After another senseless shouting match, David books an impromptu camping trip for him, Nadja and their dog, Boris, to lay out underneath the Northern Lights. As they settle in to soak up the serenity of nature’s wonders and seemingly reconcile their differences, a rifle’s laser sight lights up their tent. And then the terrain around them when they get up to investigate. Next, their torsos. Eventually, their temples. Shots ring out. Boris bolts. Nadja and David scatter, forced to seek shivery shelter. Returning to the tent the next morning, they find their belongings gone and … well. Look. Sweet little Boris’s grisly demise tips the relentless ride Darborg and Dickson have in store. 

From the dizzying disorientation of David and Nadja’s initial flight from danger to a shot of blood running in rivulets out of a gnarly wound, Red Dot is filled with things to make you say yeesh and feel bad for them. But then the film forces you to consider what Nadja and David’s upward mobility really epitomizes, creates some chilling context for the detachment strategies they’ve adopted … and really, really starts to burrow under your skin.

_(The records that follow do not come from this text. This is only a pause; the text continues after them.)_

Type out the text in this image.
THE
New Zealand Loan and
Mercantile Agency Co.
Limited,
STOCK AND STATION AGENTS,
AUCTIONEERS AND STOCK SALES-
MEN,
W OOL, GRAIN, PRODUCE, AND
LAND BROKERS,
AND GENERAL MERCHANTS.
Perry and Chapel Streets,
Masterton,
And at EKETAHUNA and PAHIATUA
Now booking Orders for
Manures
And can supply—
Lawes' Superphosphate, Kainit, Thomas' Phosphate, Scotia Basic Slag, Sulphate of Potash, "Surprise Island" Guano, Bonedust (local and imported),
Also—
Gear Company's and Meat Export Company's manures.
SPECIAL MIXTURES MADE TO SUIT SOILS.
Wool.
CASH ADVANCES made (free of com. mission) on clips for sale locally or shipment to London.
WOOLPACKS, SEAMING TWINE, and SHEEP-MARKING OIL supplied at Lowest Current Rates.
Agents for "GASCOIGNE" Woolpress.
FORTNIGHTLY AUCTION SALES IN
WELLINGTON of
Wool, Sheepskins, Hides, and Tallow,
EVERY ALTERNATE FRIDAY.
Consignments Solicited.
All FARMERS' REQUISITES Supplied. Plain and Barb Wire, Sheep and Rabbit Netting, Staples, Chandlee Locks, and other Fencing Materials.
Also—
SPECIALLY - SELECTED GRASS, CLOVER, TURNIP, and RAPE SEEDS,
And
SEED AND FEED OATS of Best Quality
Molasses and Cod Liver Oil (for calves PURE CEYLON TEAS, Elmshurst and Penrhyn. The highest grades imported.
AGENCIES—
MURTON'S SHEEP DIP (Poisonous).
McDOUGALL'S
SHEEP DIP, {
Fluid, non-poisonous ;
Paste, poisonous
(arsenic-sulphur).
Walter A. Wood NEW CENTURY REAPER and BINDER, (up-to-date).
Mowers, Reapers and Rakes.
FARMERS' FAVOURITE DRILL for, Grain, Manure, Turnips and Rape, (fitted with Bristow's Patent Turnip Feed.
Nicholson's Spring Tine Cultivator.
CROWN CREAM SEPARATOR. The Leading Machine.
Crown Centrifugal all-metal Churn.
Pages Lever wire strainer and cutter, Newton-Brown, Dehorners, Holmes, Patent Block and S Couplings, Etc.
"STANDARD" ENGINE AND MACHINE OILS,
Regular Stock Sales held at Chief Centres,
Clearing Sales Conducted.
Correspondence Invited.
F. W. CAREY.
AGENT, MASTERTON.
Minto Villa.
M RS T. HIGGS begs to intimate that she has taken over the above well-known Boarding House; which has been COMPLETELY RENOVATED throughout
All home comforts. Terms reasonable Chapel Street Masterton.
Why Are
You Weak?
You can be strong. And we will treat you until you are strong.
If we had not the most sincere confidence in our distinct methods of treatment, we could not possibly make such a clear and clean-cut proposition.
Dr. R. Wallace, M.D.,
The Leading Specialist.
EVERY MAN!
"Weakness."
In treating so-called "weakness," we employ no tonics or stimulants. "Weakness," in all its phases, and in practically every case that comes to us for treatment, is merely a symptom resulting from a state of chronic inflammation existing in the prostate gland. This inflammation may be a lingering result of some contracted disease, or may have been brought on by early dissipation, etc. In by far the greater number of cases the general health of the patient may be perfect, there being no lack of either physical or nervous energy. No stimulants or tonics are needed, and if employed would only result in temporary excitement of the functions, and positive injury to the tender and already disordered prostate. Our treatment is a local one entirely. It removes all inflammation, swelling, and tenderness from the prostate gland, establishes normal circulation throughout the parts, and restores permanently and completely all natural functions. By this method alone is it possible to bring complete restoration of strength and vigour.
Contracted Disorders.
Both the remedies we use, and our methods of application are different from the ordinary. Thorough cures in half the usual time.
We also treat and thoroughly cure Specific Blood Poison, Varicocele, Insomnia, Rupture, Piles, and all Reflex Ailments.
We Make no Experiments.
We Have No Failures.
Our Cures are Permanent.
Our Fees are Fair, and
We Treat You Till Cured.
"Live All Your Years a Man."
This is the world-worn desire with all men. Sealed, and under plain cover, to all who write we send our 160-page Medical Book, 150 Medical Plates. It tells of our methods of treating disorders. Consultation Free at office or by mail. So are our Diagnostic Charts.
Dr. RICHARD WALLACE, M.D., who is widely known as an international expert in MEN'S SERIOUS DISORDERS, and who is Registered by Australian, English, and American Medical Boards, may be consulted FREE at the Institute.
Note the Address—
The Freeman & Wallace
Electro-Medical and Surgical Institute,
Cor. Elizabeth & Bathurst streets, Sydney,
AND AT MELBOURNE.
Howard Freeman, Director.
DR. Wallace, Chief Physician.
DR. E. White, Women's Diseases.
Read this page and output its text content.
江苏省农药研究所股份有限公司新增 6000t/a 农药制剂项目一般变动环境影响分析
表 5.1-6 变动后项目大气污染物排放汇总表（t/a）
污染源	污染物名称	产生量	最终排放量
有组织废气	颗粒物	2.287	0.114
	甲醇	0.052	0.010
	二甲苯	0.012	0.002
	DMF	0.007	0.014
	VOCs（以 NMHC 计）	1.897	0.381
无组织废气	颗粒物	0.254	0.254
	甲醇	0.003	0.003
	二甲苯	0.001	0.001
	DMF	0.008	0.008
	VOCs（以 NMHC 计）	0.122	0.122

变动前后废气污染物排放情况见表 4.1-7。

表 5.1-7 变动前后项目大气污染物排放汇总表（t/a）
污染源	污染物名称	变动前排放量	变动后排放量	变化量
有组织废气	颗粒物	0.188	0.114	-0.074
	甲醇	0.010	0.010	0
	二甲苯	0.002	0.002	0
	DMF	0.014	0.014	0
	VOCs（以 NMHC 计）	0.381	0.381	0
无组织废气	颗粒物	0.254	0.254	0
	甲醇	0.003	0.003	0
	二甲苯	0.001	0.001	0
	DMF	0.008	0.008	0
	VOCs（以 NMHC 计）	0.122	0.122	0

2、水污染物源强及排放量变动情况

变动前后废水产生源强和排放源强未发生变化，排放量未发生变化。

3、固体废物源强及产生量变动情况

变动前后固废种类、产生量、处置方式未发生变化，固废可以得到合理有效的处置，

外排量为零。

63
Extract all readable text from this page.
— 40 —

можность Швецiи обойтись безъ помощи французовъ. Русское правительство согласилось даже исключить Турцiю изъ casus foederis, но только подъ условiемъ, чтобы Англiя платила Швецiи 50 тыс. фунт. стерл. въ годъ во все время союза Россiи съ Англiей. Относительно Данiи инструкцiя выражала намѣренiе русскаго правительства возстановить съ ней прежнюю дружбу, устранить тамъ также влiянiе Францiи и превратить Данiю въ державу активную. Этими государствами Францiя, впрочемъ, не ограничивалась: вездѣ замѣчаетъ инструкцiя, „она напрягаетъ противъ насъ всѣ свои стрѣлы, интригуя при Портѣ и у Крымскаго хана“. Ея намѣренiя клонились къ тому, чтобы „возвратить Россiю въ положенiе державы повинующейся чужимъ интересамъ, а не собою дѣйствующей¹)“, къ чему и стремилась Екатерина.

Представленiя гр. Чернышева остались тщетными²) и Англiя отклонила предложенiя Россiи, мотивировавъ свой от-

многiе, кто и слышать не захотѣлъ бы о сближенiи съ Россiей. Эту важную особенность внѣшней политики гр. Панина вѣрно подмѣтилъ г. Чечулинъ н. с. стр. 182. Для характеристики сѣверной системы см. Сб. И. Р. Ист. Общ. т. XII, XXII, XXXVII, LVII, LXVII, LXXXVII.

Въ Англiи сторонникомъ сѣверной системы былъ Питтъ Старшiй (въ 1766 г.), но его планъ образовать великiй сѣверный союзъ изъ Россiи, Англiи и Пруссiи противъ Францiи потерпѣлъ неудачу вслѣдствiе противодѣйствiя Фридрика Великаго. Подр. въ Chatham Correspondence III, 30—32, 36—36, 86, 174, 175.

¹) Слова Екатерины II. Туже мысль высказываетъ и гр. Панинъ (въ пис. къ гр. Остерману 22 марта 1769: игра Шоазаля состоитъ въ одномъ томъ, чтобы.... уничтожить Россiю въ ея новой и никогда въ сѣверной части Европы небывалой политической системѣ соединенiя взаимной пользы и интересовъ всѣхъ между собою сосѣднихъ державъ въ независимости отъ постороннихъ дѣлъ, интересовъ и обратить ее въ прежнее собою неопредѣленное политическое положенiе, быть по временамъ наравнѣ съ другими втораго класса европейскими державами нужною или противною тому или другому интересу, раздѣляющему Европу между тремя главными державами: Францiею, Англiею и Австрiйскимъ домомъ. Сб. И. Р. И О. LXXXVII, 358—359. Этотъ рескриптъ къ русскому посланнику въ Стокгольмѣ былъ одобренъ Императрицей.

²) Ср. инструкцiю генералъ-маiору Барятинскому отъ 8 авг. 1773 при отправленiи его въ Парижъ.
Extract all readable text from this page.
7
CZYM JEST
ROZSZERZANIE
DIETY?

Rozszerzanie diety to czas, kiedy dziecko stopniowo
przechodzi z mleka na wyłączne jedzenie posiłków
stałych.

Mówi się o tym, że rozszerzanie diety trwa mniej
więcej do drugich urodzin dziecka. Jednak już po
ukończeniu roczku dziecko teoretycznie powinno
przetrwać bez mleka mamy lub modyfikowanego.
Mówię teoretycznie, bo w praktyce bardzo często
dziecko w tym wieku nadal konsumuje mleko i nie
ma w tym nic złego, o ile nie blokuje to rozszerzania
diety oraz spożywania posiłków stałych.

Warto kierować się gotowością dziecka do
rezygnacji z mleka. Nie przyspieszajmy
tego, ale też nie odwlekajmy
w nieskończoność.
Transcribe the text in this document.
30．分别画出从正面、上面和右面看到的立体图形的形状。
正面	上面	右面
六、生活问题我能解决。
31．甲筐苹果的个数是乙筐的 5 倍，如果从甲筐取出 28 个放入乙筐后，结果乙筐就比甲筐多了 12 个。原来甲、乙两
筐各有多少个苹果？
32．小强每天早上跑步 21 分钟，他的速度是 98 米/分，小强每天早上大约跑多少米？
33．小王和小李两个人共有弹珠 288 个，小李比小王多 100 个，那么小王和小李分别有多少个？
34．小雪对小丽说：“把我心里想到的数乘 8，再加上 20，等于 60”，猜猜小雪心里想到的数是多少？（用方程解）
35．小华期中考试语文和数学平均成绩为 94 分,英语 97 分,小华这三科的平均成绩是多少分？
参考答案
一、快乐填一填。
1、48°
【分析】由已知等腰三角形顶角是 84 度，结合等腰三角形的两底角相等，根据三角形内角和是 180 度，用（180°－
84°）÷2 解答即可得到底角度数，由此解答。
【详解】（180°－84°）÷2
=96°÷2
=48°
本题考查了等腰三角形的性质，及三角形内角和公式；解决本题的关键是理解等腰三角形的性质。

Red Dot builds to a brain-popping boil that, for all the hosannas hurled their way, filmmakers like Ari Aster and modern-day M. Night Shyamalan could only dream of equaling. If Shyamalan tackled this, his quacked-out quelle surprise would make Nadja or David the shooter. Aster might get to a similar place as Darborg but rob all the power by taking twice as long to do it. The idea that things are bad but you could be in these folks’ shoes is the basis for all controlled-fear cinema. Red Dot contorts that notion in an unsettling and unsparing fashion you won’t soon forget, winter, spring, summer or fall.